4. Phase 1 Details: Setup & Configuration

1. Hardware Check:

• GPS/1PPS Locked > 20 mins.

• No background Windows Updates or antivirus scans active.

• USB cables are your standard "science" cables.

2. Camera Config:

• Set ROI/Binning to match your Science Target.

• Set Exposure to ~0.3s - 0.5s (limit trailing to allow accurate centroiding while keeping stars visible for plate solve).

• Verify Timestamp Reference: Ensure your FITS header DATE-OBS marks the Start of exposure (standard).

3. Mount Config:

• Set tracking to Sidereal. (We need round stars for plate solving; the satellite will be a streak).

4. Target Selection:

• Use Project Pluto to find targets.

• Criteria: Altitude >45°, Bright, Fresh TLEs (<24 hours old).

• Diversity: Choose 3 targets in different parts of the sky (e.g., East, South, West).

5. Phase 2 Details: Data Acquisition

Goal: Capture 30-40 points on 3 targets back-to-back. Do not change settings in between.

1. Slew to Target A:

   • Capture ~30-40 frames.

   • Stop.

2. Slew to Target B:

   • Capture ~30-40 frames.

   • Stop.

3. Slew to Target C:

   • Capture ~30-40 frames.

   • Stop.

6. Phase 3 Details: Data Reduction

Process each target individually to keep the data clean.

1. Process Target A:

   • Load images, Plate Solve, Measure.

   • Generate ADES Report A.

   • Run through Project Pluto Tool.

   • Record Mean Offset A in MEO Tool.

2. Process Target B:

   • Clear previous images. Load Target B images.

   • Generate ADES Report B.

   • Run through Pluto Tool.

   • Record Mean Offset B.

3. Process Target C:

   • Repeat for Target C.

   • Record Mean Offset C.

7. Phase 4 Details: Calculation (The Two Modes)

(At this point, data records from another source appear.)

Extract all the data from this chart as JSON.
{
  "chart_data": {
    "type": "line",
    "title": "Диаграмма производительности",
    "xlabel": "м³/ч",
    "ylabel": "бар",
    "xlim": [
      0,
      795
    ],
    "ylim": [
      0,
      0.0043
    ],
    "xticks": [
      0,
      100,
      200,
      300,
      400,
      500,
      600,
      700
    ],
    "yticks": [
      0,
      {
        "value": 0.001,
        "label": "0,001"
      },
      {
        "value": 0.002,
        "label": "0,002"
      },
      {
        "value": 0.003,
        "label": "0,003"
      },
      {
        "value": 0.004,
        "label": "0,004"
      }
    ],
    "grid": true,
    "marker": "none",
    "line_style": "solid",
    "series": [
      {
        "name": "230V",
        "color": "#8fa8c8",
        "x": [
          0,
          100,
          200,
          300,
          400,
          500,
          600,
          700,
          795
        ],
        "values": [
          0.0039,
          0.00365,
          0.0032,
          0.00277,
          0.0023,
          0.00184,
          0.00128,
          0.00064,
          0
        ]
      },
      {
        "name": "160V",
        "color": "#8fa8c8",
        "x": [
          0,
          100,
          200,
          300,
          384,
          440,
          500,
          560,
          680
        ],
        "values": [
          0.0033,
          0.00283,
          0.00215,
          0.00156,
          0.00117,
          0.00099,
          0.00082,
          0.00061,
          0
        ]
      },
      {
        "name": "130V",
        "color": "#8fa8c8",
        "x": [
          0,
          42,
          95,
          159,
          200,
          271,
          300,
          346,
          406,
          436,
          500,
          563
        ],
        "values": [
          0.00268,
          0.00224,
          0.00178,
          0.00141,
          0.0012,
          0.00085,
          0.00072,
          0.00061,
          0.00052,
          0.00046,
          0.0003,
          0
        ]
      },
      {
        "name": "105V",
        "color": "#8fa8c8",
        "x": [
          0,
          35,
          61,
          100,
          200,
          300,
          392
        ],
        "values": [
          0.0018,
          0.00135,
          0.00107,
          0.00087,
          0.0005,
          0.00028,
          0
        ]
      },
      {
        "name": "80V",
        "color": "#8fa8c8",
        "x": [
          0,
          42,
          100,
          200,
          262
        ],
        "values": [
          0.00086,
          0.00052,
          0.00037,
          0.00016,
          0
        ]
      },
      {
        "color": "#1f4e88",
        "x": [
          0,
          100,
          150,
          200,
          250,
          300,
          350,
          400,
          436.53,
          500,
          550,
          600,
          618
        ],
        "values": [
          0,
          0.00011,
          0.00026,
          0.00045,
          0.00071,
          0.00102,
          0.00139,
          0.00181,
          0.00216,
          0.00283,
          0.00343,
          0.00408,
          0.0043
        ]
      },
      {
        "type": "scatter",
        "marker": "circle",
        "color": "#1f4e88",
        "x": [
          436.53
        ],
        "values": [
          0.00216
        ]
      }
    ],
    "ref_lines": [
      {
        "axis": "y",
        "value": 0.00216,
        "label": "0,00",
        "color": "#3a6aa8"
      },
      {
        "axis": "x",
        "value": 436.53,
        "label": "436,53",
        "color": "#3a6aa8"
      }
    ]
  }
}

Choose the calculation mode based on your current state.

Mode A: Fresh Calibration

Use this if you captured data with NO OFFSET applied.

Your "Mean Residuals" represent the Total System Latency + Orbit Error.

1. Formula: Average the 3 Means.

   • (Mean A + Mean B + Mean C) / 3 = New Offset

2. Example:

   • Sat A: 0.570s

   • Sat B: 0.530s

   • Sat C: 0.565s

   • Average: 0.555s

3. Action: Enter 0.555 as your Offset DATE-OBS in your software.

Mode B: Pre-Event Verification

Use this if you captured data with your CURRENT OFFSET applied (e.g., checking before a close approach).

Your "Mean Residuals" represent the Error in your current offset.

1. Diagnostic Rule:

   • Positive (+): You are LATE (Under-corrected). ADD to offset.

   • Negative (-): You are EARLY (Over-corrected). SUBTRACT from offset.

2. Formula: Current Offset + (Average of 3 Means)

3. Example:

   • Current Offset: 0.567s

   • Average Residual: -0.040s (Negative = Early)

   • Calculation: 0.567 + (-0.040) = 0.527s

4. Action: Update your offset to 0.527s.

8. Maintenance Schedule

When to perform this workflow:

• 🔴 CRITICAL: Immediately before any Fast Mover, Close Approach, or Occultation event. Use Mode B to verify your system is green.

• Hardware Change: New camera, different USB cable, or new USB hub.

• Software Change: Major Windows update, driver update, or capture software update.

• Seasonal: Once per quarter to check for mechanical shutter drift (if applicable) or environmental changes.